The ethylene-unsaturated ester copolymer (A) according to the present embodiment is a polymer obtained by copolymerizing ethylene and at least one of unsaturated ester. As the ethylene/unsaturated ester copolymer (A), a copolymer including ethylene and unsaturated ester can be exemplified.

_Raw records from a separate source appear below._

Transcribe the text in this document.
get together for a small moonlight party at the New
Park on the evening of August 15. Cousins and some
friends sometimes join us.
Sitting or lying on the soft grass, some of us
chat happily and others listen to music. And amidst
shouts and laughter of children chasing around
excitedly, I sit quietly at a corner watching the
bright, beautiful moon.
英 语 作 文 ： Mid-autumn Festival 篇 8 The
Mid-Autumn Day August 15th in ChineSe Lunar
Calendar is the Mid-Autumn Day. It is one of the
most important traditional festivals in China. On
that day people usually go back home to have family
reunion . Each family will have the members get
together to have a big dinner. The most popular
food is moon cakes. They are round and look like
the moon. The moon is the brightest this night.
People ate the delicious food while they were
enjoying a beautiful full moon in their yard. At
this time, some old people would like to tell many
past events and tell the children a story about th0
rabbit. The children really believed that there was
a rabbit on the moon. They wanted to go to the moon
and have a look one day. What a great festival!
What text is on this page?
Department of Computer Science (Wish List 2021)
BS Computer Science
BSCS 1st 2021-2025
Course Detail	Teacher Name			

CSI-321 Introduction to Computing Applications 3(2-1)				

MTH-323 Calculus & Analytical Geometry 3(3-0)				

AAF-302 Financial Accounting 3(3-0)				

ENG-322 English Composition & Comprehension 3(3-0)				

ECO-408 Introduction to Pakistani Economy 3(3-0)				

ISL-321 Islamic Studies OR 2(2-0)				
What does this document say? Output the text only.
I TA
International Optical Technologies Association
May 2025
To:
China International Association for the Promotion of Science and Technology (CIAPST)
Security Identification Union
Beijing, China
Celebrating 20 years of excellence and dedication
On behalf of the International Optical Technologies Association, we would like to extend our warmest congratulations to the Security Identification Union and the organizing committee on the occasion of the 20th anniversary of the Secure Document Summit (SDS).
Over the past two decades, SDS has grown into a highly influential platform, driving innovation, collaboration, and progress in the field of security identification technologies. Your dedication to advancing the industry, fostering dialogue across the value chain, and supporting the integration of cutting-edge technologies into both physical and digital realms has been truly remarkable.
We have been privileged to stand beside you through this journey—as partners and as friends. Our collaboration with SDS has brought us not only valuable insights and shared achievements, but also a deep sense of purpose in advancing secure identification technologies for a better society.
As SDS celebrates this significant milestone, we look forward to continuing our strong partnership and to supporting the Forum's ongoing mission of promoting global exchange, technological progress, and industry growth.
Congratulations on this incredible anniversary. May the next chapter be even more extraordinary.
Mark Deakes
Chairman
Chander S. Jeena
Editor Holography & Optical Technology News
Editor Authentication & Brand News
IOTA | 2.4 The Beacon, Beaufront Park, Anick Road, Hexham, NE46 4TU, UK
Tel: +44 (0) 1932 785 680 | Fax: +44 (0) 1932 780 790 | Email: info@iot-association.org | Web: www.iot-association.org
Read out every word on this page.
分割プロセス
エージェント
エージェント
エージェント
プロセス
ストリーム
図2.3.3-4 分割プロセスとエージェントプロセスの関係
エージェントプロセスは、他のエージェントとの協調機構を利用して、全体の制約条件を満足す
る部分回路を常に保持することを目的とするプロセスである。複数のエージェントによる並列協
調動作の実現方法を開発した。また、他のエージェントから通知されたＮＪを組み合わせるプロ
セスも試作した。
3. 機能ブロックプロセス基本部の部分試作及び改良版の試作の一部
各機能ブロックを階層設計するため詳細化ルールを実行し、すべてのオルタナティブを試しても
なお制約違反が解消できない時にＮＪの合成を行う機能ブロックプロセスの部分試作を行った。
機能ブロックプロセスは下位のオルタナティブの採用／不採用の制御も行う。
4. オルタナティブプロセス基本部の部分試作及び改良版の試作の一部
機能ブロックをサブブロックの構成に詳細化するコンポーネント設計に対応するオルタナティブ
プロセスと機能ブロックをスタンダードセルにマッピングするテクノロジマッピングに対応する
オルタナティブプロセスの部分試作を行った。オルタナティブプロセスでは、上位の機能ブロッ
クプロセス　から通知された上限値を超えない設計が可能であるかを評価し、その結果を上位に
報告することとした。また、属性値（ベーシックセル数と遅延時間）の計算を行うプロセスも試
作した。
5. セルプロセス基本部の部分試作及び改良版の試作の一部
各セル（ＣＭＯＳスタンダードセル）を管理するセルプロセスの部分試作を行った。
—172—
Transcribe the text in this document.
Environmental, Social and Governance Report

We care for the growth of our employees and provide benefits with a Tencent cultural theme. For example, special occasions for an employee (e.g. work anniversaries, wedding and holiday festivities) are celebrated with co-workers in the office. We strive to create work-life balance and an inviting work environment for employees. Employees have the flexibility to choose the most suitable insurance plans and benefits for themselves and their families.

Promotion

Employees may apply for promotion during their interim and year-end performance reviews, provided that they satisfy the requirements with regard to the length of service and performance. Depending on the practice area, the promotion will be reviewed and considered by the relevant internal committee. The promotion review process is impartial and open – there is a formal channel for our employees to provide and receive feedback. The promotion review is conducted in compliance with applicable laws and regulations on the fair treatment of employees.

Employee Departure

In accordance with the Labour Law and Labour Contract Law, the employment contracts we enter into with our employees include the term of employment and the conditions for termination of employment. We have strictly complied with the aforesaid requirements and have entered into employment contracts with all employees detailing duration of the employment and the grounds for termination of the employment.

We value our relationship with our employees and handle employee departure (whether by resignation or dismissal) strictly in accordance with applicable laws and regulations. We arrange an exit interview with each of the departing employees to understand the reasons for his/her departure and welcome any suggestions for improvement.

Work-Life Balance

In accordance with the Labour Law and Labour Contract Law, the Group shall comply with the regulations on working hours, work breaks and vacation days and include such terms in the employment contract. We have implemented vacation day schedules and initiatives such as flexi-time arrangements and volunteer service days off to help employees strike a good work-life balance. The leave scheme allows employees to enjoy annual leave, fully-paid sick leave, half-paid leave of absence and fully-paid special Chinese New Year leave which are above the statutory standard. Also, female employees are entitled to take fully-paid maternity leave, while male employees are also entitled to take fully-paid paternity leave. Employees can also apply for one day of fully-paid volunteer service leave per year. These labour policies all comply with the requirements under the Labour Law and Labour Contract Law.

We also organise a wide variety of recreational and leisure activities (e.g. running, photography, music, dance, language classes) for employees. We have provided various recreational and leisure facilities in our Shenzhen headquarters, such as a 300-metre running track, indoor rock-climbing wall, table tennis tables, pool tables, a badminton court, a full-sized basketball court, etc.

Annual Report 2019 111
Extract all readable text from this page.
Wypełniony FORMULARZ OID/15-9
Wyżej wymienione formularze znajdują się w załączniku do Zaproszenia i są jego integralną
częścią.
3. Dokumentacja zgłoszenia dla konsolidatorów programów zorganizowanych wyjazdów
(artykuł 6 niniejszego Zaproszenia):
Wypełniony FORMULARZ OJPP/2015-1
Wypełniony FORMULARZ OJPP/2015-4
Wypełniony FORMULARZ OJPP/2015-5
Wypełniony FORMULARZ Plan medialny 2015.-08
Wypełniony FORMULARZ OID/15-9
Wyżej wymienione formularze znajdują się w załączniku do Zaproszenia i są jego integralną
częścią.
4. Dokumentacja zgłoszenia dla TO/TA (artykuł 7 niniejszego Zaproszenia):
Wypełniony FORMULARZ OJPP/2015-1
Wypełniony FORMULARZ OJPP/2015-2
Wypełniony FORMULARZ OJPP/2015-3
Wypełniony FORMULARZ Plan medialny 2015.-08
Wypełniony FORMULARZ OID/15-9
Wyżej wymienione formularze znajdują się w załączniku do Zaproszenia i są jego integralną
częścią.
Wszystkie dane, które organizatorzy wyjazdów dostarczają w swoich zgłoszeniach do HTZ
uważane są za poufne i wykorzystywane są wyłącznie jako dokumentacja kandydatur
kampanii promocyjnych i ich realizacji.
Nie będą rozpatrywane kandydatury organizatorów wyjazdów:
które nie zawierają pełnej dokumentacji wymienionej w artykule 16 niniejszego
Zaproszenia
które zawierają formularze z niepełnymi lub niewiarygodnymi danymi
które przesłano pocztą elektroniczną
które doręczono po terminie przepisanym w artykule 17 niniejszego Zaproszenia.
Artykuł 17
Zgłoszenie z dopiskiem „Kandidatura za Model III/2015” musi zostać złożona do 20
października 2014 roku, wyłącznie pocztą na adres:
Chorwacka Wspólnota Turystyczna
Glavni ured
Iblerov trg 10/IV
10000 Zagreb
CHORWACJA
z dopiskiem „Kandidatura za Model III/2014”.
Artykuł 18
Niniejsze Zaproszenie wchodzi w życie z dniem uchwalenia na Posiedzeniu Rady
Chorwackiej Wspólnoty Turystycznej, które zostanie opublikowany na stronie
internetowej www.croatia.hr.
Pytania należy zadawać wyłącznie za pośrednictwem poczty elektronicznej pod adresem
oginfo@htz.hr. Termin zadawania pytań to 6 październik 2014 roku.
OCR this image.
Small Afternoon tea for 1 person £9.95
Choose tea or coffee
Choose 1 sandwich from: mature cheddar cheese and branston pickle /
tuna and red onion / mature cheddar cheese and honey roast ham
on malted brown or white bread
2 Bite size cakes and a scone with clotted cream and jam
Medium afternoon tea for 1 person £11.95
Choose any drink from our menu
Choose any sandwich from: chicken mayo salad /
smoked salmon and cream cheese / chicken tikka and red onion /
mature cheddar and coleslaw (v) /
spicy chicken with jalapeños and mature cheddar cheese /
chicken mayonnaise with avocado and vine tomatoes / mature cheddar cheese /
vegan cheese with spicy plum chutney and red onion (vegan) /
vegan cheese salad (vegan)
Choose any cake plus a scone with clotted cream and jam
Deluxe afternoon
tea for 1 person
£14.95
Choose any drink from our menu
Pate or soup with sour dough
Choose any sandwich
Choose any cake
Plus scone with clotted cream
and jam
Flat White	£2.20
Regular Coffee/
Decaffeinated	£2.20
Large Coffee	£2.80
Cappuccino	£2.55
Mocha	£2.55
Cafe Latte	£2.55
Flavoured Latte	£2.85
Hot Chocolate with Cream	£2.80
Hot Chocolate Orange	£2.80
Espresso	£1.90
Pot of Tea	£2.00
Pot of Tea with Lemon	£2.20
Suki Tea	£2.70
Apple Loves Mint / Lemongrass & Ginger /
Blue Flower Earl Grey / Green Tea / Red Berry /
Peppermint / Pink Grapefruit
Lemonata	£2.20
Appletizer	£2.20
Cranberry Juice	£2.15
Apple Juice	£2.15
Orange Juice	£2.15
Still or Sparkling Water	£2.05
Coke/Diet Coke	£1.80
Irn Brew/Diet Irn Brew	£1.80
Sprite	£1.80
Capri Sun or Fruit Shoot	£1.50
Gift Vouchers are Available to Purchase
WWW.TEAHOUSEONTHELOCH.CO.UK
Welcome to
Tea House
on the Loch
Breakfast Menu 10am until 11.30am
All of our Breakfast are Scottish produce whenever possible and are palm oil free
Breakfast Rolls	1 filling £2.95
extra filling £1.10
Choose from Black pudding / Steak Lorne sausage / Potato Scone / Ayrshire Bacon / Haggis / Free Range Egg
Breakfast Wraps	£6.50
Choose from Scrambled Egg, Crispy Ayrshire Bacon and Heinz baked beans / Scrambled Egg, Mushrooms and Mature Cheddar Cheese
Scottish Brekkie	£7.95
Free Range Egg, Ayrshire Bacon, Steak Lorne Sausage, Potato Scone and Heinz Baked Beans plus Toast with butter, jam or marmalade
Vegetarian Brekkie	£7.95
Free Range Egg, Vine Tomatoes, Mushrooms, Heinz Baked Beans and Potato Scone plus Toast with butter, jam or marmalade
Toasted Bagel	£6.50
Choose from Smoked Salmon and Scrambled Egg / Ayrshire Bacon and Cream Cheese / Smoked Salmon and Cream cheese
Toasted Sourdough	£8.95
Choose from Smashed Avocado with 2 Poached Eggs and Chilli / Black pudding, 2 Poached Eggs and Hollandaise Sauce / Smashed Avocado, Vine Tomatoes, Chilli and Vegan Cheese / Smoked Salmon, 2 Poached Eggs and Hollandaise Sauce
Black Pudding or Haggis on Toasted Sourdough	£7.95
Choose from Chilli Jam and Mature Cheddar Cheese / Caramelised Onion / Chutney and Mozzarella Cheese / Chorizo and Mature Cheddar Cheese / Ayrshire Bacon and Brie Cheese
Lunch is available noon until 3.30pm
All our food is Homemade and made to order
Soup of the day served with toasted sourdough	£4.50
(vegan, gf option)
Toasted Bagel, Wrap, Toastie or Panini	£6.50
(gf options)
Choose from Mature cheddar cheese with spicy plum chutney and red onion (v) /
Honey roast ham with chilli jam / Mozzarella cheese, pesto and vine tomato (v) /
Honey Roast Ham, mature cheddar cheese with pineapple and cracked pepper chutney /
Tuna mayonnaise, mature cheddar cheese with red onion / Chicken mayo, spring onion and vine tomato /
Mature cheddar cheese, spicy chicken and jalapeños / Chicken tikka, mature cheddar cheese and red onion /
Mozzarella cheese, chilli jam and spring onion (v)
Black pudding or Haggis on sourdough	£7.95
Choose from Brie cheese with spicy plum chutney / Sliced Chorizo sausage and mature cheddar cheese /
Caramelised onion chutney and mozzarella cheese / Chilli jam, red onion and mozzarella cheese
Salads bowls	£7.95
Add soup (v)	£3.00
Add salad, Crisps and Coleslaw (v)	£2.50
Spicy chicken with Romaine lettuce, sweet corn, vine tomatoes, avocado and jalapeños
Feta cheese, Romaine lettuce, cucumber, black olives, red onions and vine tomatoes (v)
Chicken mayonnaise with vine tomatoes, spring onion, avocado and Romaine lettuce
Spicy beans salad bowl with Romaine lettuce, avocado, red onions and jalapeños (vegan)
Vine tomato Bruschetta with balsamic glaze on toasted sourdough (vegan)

In addition, the ethylene/unsaturated ester copolymer (A) according to the present embodiment preferably includes at least one polymer selected from an ethylene/vinyl ester copolymer and an ethylene/unsaturated carboxylic acid ester copolymer.

In addition, the ethylene/unsaturated ester copolymer (A) according to the present embodiment may include a polymerizable monomer other than ethylene and unsaturated ester, and olefins such as propylene, butene, and hexane can be exemplified, for example.

As the ethylene/vinyl ester copolymer according to the present embodiment, one or two or more selected from an ethylene/vinyl acetate copolymer, an ethylene/vinyl propionate copolymer, an ethylene/vinyl butyrate copolymer, and an ethylene/vinyl stearate copolymer can be used, for example.

The ethylene/unsaturated carboxylic acid ester copolymer according to the present embodiment is a polymer obtained by copolymerizing ethylene and at least one of unsaturated carboxylic acid ester.

Specifically, a copolymer formed of ethylene and unsaturated carboxylic acid alkyl ester can be exemplified.

Examples of an unsaturated carboxylic acid in unsaturated carboxylic acid ester include acrylic acid, methacrylic acid, 2-ethylacrylic acid, crotonic acid, maleic acid, fumaric acid, itaconic acid, maleic anhydride, fumaric anhydride, itaconic anhydride, monomethyl maleate, monoethyl maleate, and the like.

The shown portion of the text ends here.